By the Safehome Research team | Updated March 24, 2020
With much of America preparing for an extended period of social distancing, isolation, or “shelter in place”, we wanted to understand just how prepared Americans feel when it comes to essentials – such as food, water, toiletries, and medicine. We asked Americans in each of the last two weekends their level of preparedness, and found:
- As of this past weekend, 20 percent of Americans felt unprepared with food, water, and/or essential medicine if needing to stay at home for 14 days. This is an improvement over two weeks ago when 25 percent of Americans felt this way.
- Nearly 40 percent of Americans feel “very” or “extremely prepared” as of this past weekend, consistent with two weekends ago
- Non-workers are much more likely to feel unprepared with essential items.
- Parents with kids in the house are more likely to feel both “extremely prepared” and “not at all prepared.”
- Seniors are least likely to feel unprepared and more likely to feel confident overall in their preparedness.
How Prepared do Americans feel?
We asked Americans how prepared they were with food, water, and essential medicine if asked to stay in their homes for 14 days. Approximately 37 percent of Americans reported feeling “very” or “extremely prepared” in each of the last two weekends. Twenty percent are feeling “not so prepared” or “not at all prepared” this past weekend, and improvement over the 25 percent from the weekend of March 14th-15th.
Working Americans Are Much More Likely To Feel Prepared
At the time of our survey, around half of employed respondents reported some sort of change in their work lives due to the virus. About one-in-five of those employed are now working from home when they previously worked in an office. With policies changing on a daily, and sometimes even hourly, basis, work lives will continue to change throughout the course of the outbreak.
Americans that are currently working (defined as part-time, full-time or self-employed) are significantly more likely to feel “extremely” or “very” prepared than Americans that are not working. Americans that are not working are much more likely to feel “not at all prepared.”
Parents More Likely To Feel “Not at all prepared”
As many schools begin closing, parents are forced to change their routines and find ways to educate children at home.
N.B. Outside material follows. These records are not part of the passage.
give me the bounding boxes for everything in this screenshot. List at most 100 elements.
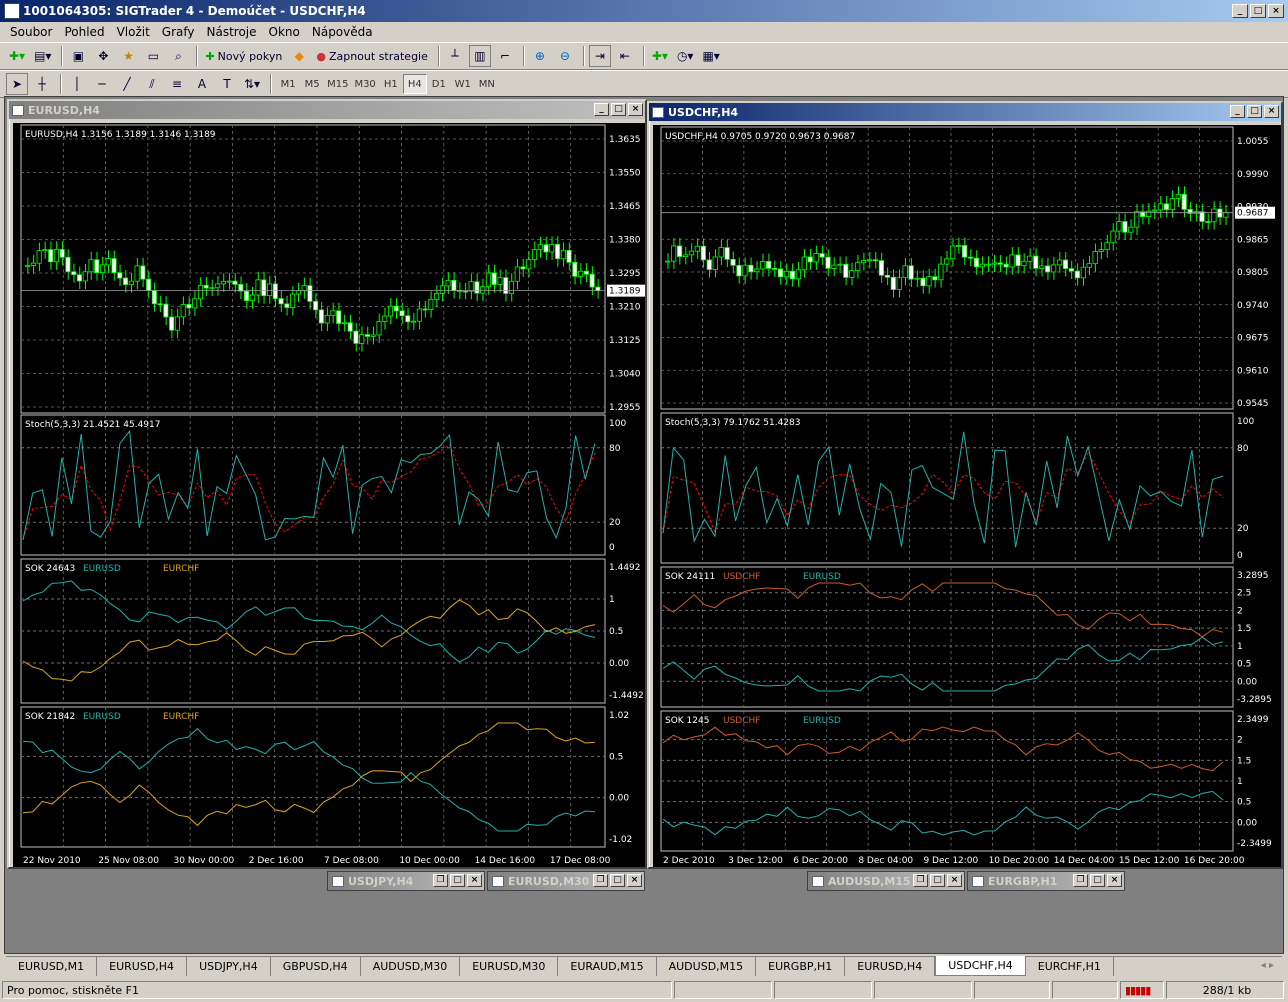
close-button[interactable]: × [627, 874, 642, 887]
trendline-icon[interactable]: ╱ [116, 73, 138, 95]
menu-vlozit[interactable]: Vložit [111, 25, 156, 39]
chart-window-usdchf[interactable]: USDCHF,H4 _ □ × 1.00550.99900.99300.9865… [647, 101, 1283, 869]
minimize-button[interactable]: _ [594, 103, 609, 116]
market-watch-icon[interactable]: ▣ [67, 45, 89, 67]
new-chart-icon[interactable]: ✚▾ [6, 45, 28, 67]
tf-m5[interactable]: M5 [300, 74, 324, 94]
close-button[interactable]: × [1107, 874, 1122, 887]
candle-chart-icon[interactable]: ▥ [468, 45, 491, 67]
chart-tab[interactable]: EURGBP,H1 [756, 957, 846, 976]
chart-tab[interactable]: EURCHF,H1 [1026, 957, 1114, 976]
minimized-window-eurusd-m30[interactable]: EURUSD,M30 ❐ □ × [487, 871, 645, 891]
chart-canvas[interactable]: 1.00550.99900.99300.98650.98050.97400.96… [653, 125, 1281, 867]
minimized-window-eurgbp[interactable]: EURGBP,H1 ❐ □ × [967, 871, 1125, 891]
maximize-button[interactable]: □ [610, 874, 625, 887]
chart-window-eurusd[interactable]: EURUSD,H4 _ □ × 1.3635 1.3550 1.3465 1.3380… [7, 99, 647, 869]
chart-tab[interactable]: USDCHF,H4 [935, 956, 1026, 976]
candle-body [434, 292, 440, 300]
arrows-icon[interactable]: ⇅▾ [241, 73, 263, 95]
cursor-icon[interactable]: ➤ [6, 73, 28, 95]
data-window-icon[interactable]: ✥ [92, 45, 114, 67]
maximize-button[interactable]: □ [930, 874, 945, 887]
indicators-icon[interactable]: ✚▾ [649, 45, 671, 67]
maximize-button[interactable]: □ [1090, 874, 1105, 887]
tf-w1[interactable]: W1 [451, 74, 475, 94]
chart-tab[interactable]: EURAUD,M15 [558, 957, 657, 976]
profiles-icon[interactable]: ▤▾ [31, 45, 54, 67]
zoom-in-icon[interactable]: ⊕ [529, 45, 551, 67]
tf-h4[interactable]: H4 [402, 74, 427, 94]
navigator-icon[interactable]: ★ [117, 45, 139, 67]
chart-shift-icon[interactable]: ⇤ [614, 45, 636, 67]
chart-tab[interactable]: AUDUSD,M30 [361, 957, 461, 976]
tf-m1[interactable]: M1 [276, 74, 300, 94]
maximize-button[interactable]: □ [450, 874, 465, 887]
price-tick-label: 1.0055 [1237, 137, 1269, 147]
restore-button[interactable]: ❐ [1073, 874, 1088, 887]
sok-tick-label: 0.00 [609, 794, 629, 804]
chart-tab[interactable]: GBPUSD,H4 [271, 957, 361, 976]
bar-chart-icon[interactable]: ┴ [444, 45, 466, 67]
maximize-button[interactable]: □ [1247, 105, 1262, 118]
close-button[interactable]: × [628, 103, 643, 116]
tf-mn[interactable]: MN [475, 74, 499, 94]
candle-body [416, 308, 422, 322]
chart-window-titlebar[interactable]: EURUSD,H4 _ □ × [9, 101, 645, 119]
crosshair-icon[interactable]: ┼ [31, 73, 53, 95]
channel-icon[interactable]: ⫽ [141, 73, 163, 95]
vertical-line-icon[interactable]: │ [66, 73, 88, 95]
chart-tab[interactable]: EURUSD,H4 [97, 957, 188, 976]
menu-soubor[interactable]: Soubor [4, 25, 58, 39]
chart-canvas[interactable]: 1.3635 1.3550 1.3465 1.3380 1.3295 1.3210 1.31… [13, 123, 645, 867]
label-icon[interactable]: T [216, 73, 238, 95]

At the time of our survey, half of all parents to children ages K-12 reported school closures or moves to an online format, and 23 percent reported no school changes for their children. These numbers are changing daily.
There was very little difference in levels of preparedness between those with children and those without children. However, the percentage of people who reported feeling, not at all prepared with essential items was twice as high for those with children than those without children.
Seniors Least Likely to Feel Unprepared
Seniors are the most vulnerable to COVID-19 and are much less likely to feel “not at all prepared” to stay home for 14 days. Seniors are also more likely to feel confident in their preparedness when taking into account “very prepared.”
About our data
This data comes from a survey of more than 1,000 American adults over the weekends of March 14-15 and March 21-22. Our survey focused on respondents' preparedness in the wake of the COVID-19 outbreak. We also asked questions on work status, presence of children in the home and related questions.